3.4.3 Commercial Paper
A commercial paper program is a program for the issuance and marketing of short-term notes. Commercial paper consists of notes of varying, short term maturities (no more than 270 days and generally 1 to 90 days) that are generally rolled over (paid off with the proceeds of new notes) as they mature. Commercial paper can be used as an alternative to variable rate debt by issuing the full authorized principal amount at the start of the program. More often, however, commercial paper is used as a line of credit: money is borrowed (notes are issued) when funds are needed and is repaid (notes are paid and not “rolled”) when funds for this purpose are available.

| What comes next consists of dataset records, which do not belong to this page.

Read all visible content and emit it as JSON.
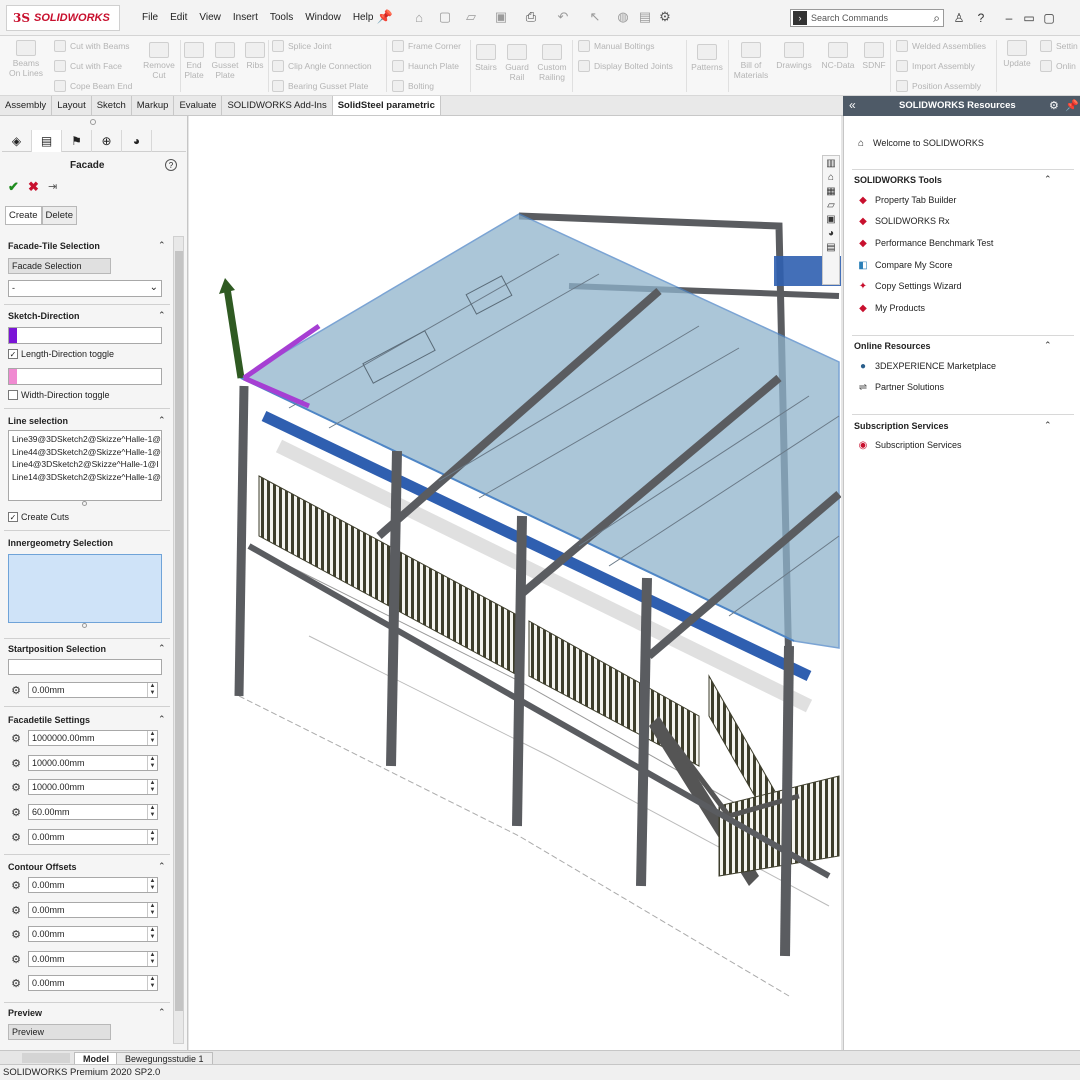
{
  "app": {
    "logo_text": "SOLIDWORKS",
    "logo_prefix": "3S"
  },
  "menu": [
    "File",
    "Edit",
    "View",
    "Insert",
    "Tools",
    "Window",
    "Help"
  ],
  "search": {
    "placeholder": "Search Commands"
  },
  "ribbon": {
    "weldments": [
      {
        "label": "Beams On Lines"
      },
      {
        "label": "Cut with Beams"
      },
      {
        "label": "Cut with Face"
      },
      {
        "label": "Cope Beam End"
      },
      {
        "label": "Remove Cut"
      },
      {
        "label": "End Plate"
      },
      {
        "label": "Gusset Plate"
      },
      {
        "label": "Ribs"
      },
      {
        "label": "Splice Joint"
      },
      {
        "label": "Clip Angle Connection"
      },
      {
        "label": "Bearing Gusset Plate"
      },
      {
        "label": "Frame Corner"
      },
      {
        "label": "Haunch Plate"
      },
      {
        "label": "Bolting"
      },
      {
        "label": "Stairs"
      },
      {
        "label": "Guard Rail"
      },
      {
        "label": "Custom Railing"
      },
      {
        "label": "Manual Boltings"
      },
      {
        "label": "Display Bolted Joints"
      },
      {
        "label": "Patterns"
      },
      {
        "label": "Bill of Materials"
      },
      {
        "label": "Drawings"
      },
      {
        "label": "NC-Data"
      },
      {
        "label": "SDNF"
      },
      {
        "label": "Welded Assemblies"
      },
      {
        "label": "Import Assembly"
      },
      {
        "label": "Position Assembly"
      },
      {
        "label": "Update"
      },
      {
        "label": "Settin"
      },
      {
        "label": "Onlin"
      }
    ]
  },
  "tabs": [
    {
      "label": "Assembly"
    },
    {
      "label": "Layout"
    },
    {
      "label": "Sketch"
    },
    {
      "label": "Markup"
    },
    {
      "label": "Evaluate"
    },
    {
      "label": "SOLIDWORKS Add-Ins"
    },
    {
      "label": "SolidSteel parametric"
    }
  ],
  "property_manager": {
    "title": "Facade",
    "subtabs": [
      "Create",
      "Delete"
    ],
    "facade_tile": {
      "heading": "Facade-Tile Selection",
      "button": "Facade Selection",
      "dropdown_value": "-"
    },
    "sketch_direction": {
      "heading": "Sketch-Direction",
      "length_toggle": "Length-Direction toggle",
      "width_toggle": "Width-Direction toggle"
    },
    "line_selection": {
      "heading": "Line selection",
      "items": [
        "Line39@3DSketch2@Skizze^Halle-1@",
        "Line44@3DSketch2@Skizze^Halle-1@",
        "Line4@3DSketch2@Skizze^Halle-1@I",
        "Line14@3DSketch2@Skizze^Halle-1@"
      ],
      "create_cuts": "Create Cuts"
    },
    "innergeometry": {
      "heading": "Innergeometry Selection"
    },
    "startposition": {
      "heading": "Startposition Selection",
      "value": "0.00mm"
    },
    "facadetile_settings": {
      "heading": "Facadetile Settings",
      "values": [
        "1000000.00mm",
        "10000.00mm",
        "10000.00mm",
        "60.00mm",
        "0.00mm"
      ]
    },
    "contour_offsets": {
      "heading": "Contour Offsets",
      "values": [
        "0.00mm",
        "0.00mm",
        "0.00mm",
        "0.00mm",
        "0.00mm"
      ]
    },
    "preview": {
      "heading": "Preview",
      "button": "Preview"
    }
  },
  "resources": {
    "title": "SOLIDWORKS Resources",
    "welcome": "Welcome to SOLIDWORKS",
    "tools_heading": "SOLIDWORKS Tools",
    "tools": [
      "Property Tab Builder",
      "SOLIDWORKS Rx",
      "Performance Benchmark Test",
      "Compare My Score",
      "Copy Settings Wizard",
      "My Products"
    ],
    "online_heading": "Online Resources",
    "online": [
      "3DEXPERIENCE Marketplace",
      "Partner Solutions"
    ],
    "subscription_heading": "Subscription Services",
    "subscription": [
      "Subscription Services"
    ]
  },
  "bottom_tabs": [
    "Model",
    "Bewegungsstudie 1"
  ],
  "status": {
    "text": "SOLIDWORKS Premium 2020 SP2.0"
  },
  "colors": {
    "accent": "#c8102e",
    "panel_header": "#4e5a67",
    "roof": "#8fb3cc",
    "beam_blue": "#2f5fb0",
    "steel": "#6f7278"
  }
}
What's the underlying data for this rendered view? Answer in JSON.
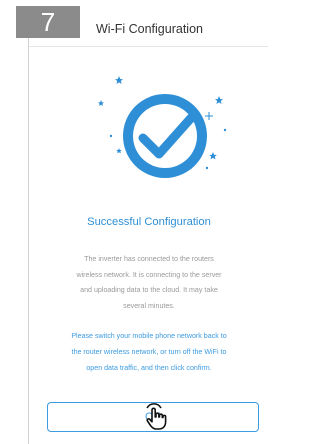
{
  "step": {
    "number": "7"
  },
  "header": {
    "title": "Wi-Fi Configuration"
  },
  "illustration": {
    "icon": "check-mark-icon",
    "accent_color": "#2f8fd6"
  },
  "success": {
    "title": "Successful Configuration"
  },
  "description": {
    "lines": [
      "The inverter has connected to the routers",
      "wireless network. It is connecting to the server",
      "and uploading data to the cloud. It may take",
      "several minutes."
    ]
  },
  "notice": {
    "lines": [
      "Please switch your mobile phone network back to",
      "the router wireless network, or turn off the WiFi to",
      "open data traffic, and then click confirm."
    ]
  },
  "ok_button": {
    "label": "OK"
  },
  "colors": {
    "accent": "#3d9be0",
    "badge": "#8b8b8b",
    "muted_text": "#9a9a9a"
  }
}
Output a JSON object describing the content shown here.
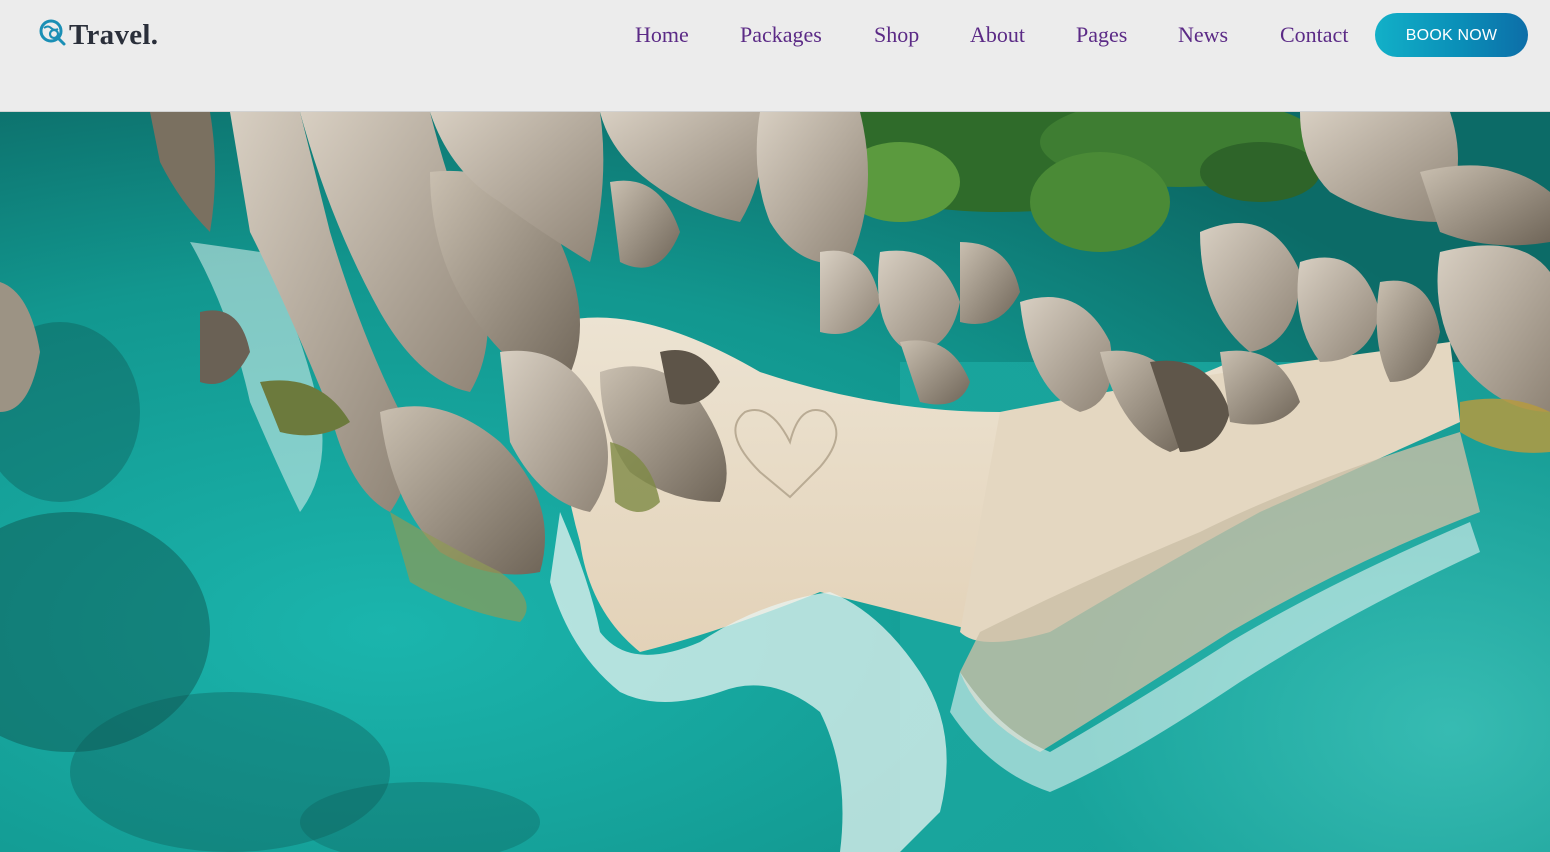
{
  "brand": {
    "name": "Travel.",
    "icon": "globe-search-icon",
    "icon_color": "#1a8fb5"
  },
  "nav": {
    "items": [
      {
        "label": "Home"
      },
      {
        "label": "Packages"
      },
      {
        "label": "Shop"
      },
      {
        "label": "About"
      },
      {
        "label": "Pages"
      },
      {
        "label": "News"
      },
      {
        "label": "Contact"
      }
    ],
    "link_color": "#5b2a86"
  },
  "cta": {
    "label": "BOOK NOW",
    "gradient": [
      "#12b0c8",
      "#0d6ea8"
    ]
  },
  "hero": {
    "image": "aerial-beach-rocks-turquoise-sea"
  }
}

Tax exempt commercial paper is a useful financing vehicle for interim financing for the construction of capital facilities eligible to be financed on a tax exempt basis. Commercial paper notes are issued as construction costs are incurred and the notes are refunded with long term debt when construction has been completed. Taxable commercial paper can be used as interim financing for capital facilities for which tax exempt financing is not available, or for working capital. Some issuers actively engage in selecting the maturity dates of individual commercial paper notes and some issuers rely on their commercial paper dealers to manage the program to minimize interest expense.
A commercial paper program may be supported by a liquidity facility in the form of a line of credit or standby bond purchase agreement, a credit facility in the form of a letter of credit, or neither. See Section 2.3.2, Credit Enhancement and Liquidity Support. Purchasers of commercial paper require that the notes be highly rated. Only issuers with significant cash available to pay notes that cannot be “rolled” (replaced by newly issued paper) can avoid the need for a liquidity facility. Issuers with very strong credit can maintain a commercial paper program with liquidity support only. Those without very strong credit must rely on both liquidity support and credit support. Extendable commercial paper is a specialized structure where notes that cannot be rolled are extended to a 270 day maturity that is used only by a few issuers with very strong credits.
A commercial paper program also requires scale (a minimum program size of $50 million or more) and active program management. As a consequence, commercial paper programs are generally established and maintained only by large governmental entities.